Visual content generation is a fundamental challenge in computer vision that enables diverse applications across domains. The high-dimensional nature of visual data makes it particularly challenging to achieve both quality and precise control in generation tasks. This thesis investigates visual generation across modalities, ranging from pixel-level ordering to complex spatiotemporal data synthesis.

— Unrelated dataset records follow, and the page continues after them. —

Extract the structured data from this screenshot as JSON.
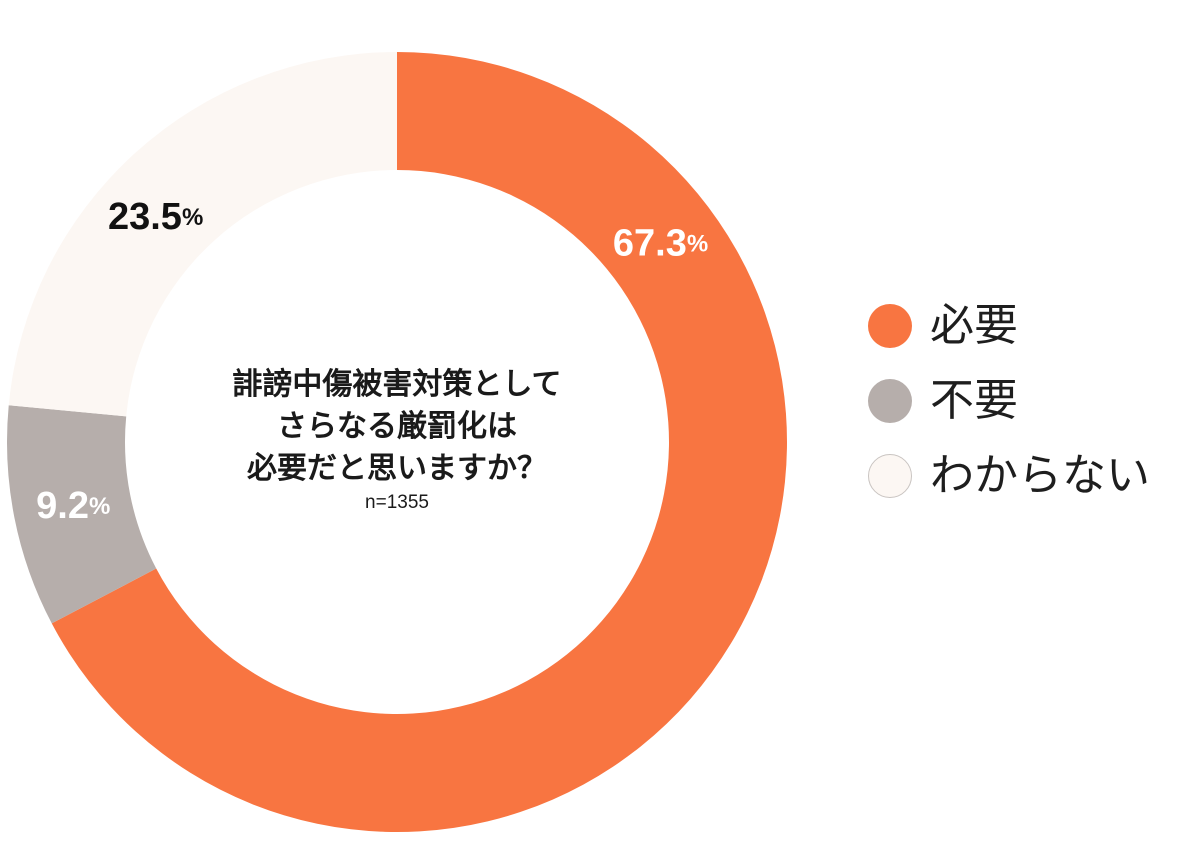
{
  "chart_data": {
    "type": "pie",
    "donut": true,
    "title_lines": [
      "誹謗中傷被害対策として",
      "さらなる厳罰化は",
      "必要だと思いますか？"
    ],
    "sample_size": "n=1355",
    "unit": "%",
    "legend": "right",
    "slices": [
      {
        "label": "必要",
        "value": 67.3,
        "color": "#F87541"
      },
      {
        "label": "不要",
        "value": 9.2,
        "color": "#B6AEAB"
      },
      {
        "label": "わからない",
        "value": 23.5,
        "color": "#FCF7F3"
      }
    ]
  }
}
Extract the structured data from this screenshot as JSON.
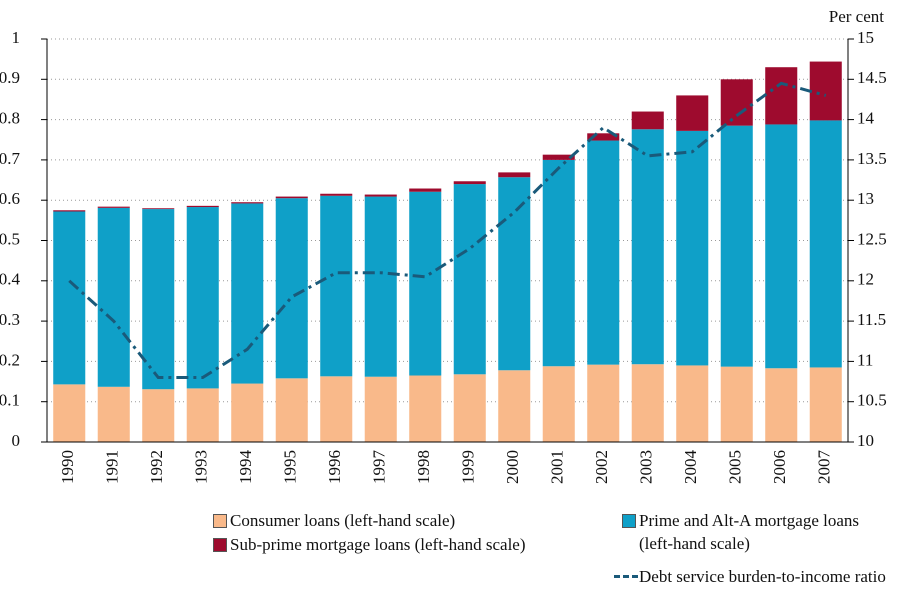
{
  "chart_data": {
    "type": "stacked_bar_line",
    "y2_title": "Per cent",
    "categories": [
      "1990",
      "1991",
      "1992",
      "1993",
      "1994",
      "1995",
      "1996",
      "1997",
      "1998",
      "1999",
      "2000",
      "2001",
      "2002",
      "2003",
      "2004",
      "2005",
      "2006",
      "2007"
    ],
    "series": [
      {
        "name": "Consumer loans (left-hand scale)",
        "color": "#f9b98a",
        "values": [
          0.143,
          0.137,
          0.131,
          0.133,
          0.145,
          0.158,
          0.163,
          0.162,
          0.165,
          0.168,
          0.178,
          0.188,
          0.192,
          0.193,
          0.19,
          0.187,
          0.183,
          0.185
        ]
      },
      {
        "name": "Prime and Alt-A mortgage loans (left-hand scale)",
        "color": "#0fa0c8",
        "values": [
          0.429,
          0.444,
          0.447,
          0.45,
          0.447,
          0.447,
          0.448,
          0.447,
          0.456,
          0.472,
          0.479,
          0.512,
          0.556,
          0.583,
          0.582,
          0.598,
          0.605,
          0.613
        ]
      },
      {
        "name": "Sub-prime mortgage loans (left-hand scale)",
        "color": "#9e0b2e",
        "values": [
          0.003,
          0.003,
          0.002,
          0.003,
          0.003,
          0.004,
          0.005,
          0.005,
          0.008,
          0.007,
          0.012,
          0.013,
          0.018,
          0.044,
          0.088,
          0.115,
          0.142,
          0.146
        ]
      },
      {
        "name": "Debt service burden-to-income ratio",
        "color": "#1a5a7a",
        "axis": "y2",
        "type": "line",
        "values": [
          12.0,
          11.5,
          10.8,
          10.8,
          11.15,
          11.8,
          12.1,
          12.1,
          12.05,
          12.4,
          12.85,
          13.4,
          13.9,
          13.55,
          13.6,
          14.05,
          14.45,
          14.3
        ]
      }
    ],
    "ylim": [
      0,
      1
    ],
    "yticks": [
      0,
      0.1,
      0.2,
      0.3,
      0.4,
      0.5,
      0.6,
      0.7,
      0.8,
      0.9,
      1
    ],
    "y2lim": [
      10,
      15
    ],
    "y2ticks": [
      10,
      10.5,
      11,
      11.5,
      12,
      12.5,
      13,
      13.5,
      14,
      14.5,
      15
    ],
    "grid": true
  }
}
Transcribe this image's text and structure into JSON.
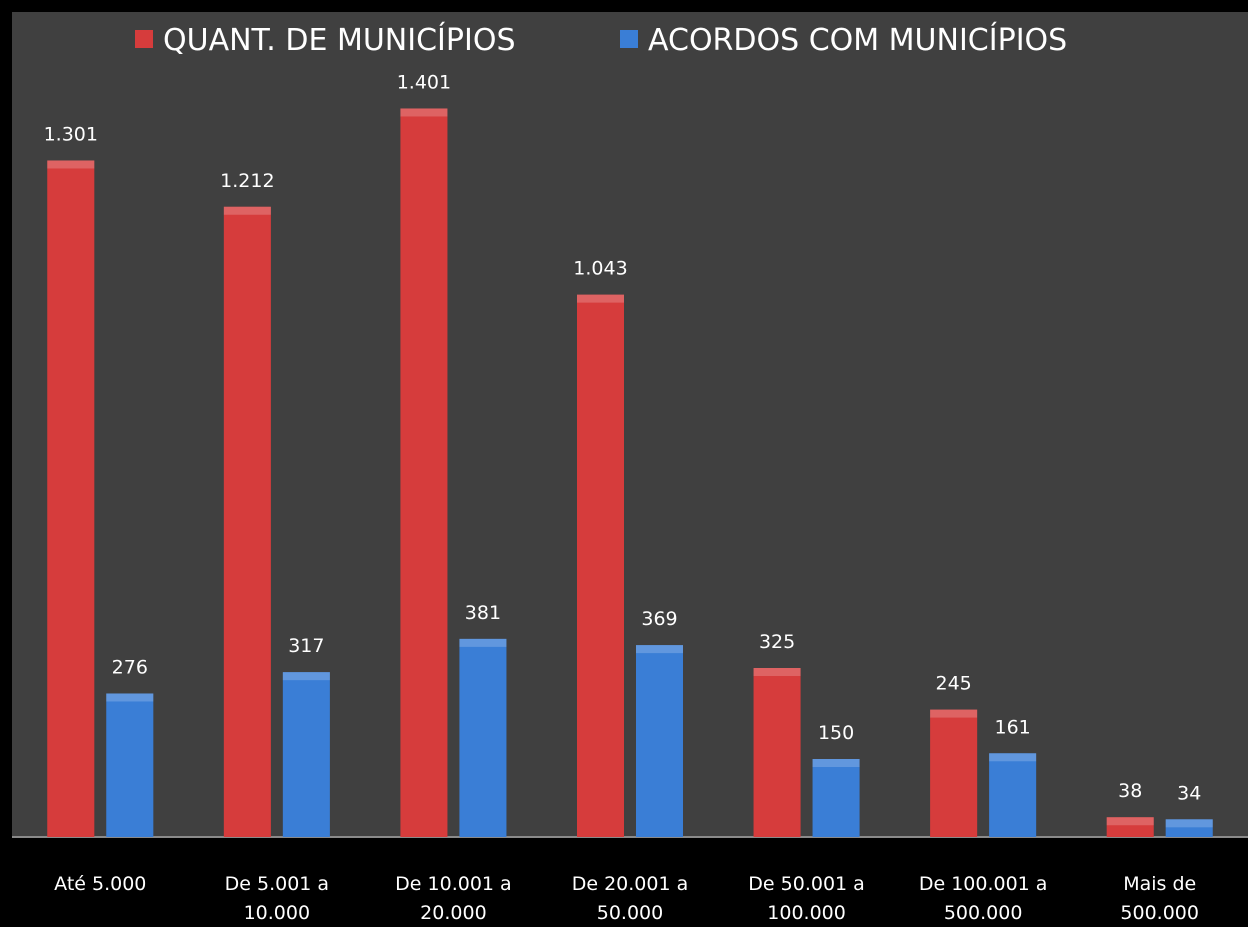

We begin by addressing the foundational challenge of sequentially representing visual data through Neural Space-filling Curves, a data-driven approach that learns context-aware pixel orderings optimized for downstream tasks such as LZW compression. We then explore controlled image generation through two complementary approaches: Chop & Learn, a framework for compositional generation that enables synthesis of novel object-state combinations, and a multimodal style transfer method that effectively combines guidance from both images and text. For video generation, we introduce LARP, a novel tokenization approach with a learned autoregressive prior that achieves state-of-the-art performance while maintaining computational efficiency. Finally, we propose directions for future research that focus on two key areas: advancing latent visual diffusion models and adapting LLMs for high-fidelity visual generation.
Hanyu Wang is a PhD student in Computer Science at the University of Maryland, College Park, where he is advised by Prof. Abhinav Shrivastava. He holds a B.Eng. in Computer Science and Technology from Xi’an Jiaotong University and an M.S. in Computer Science from the University of Maryland. His research focuses on visual content generation.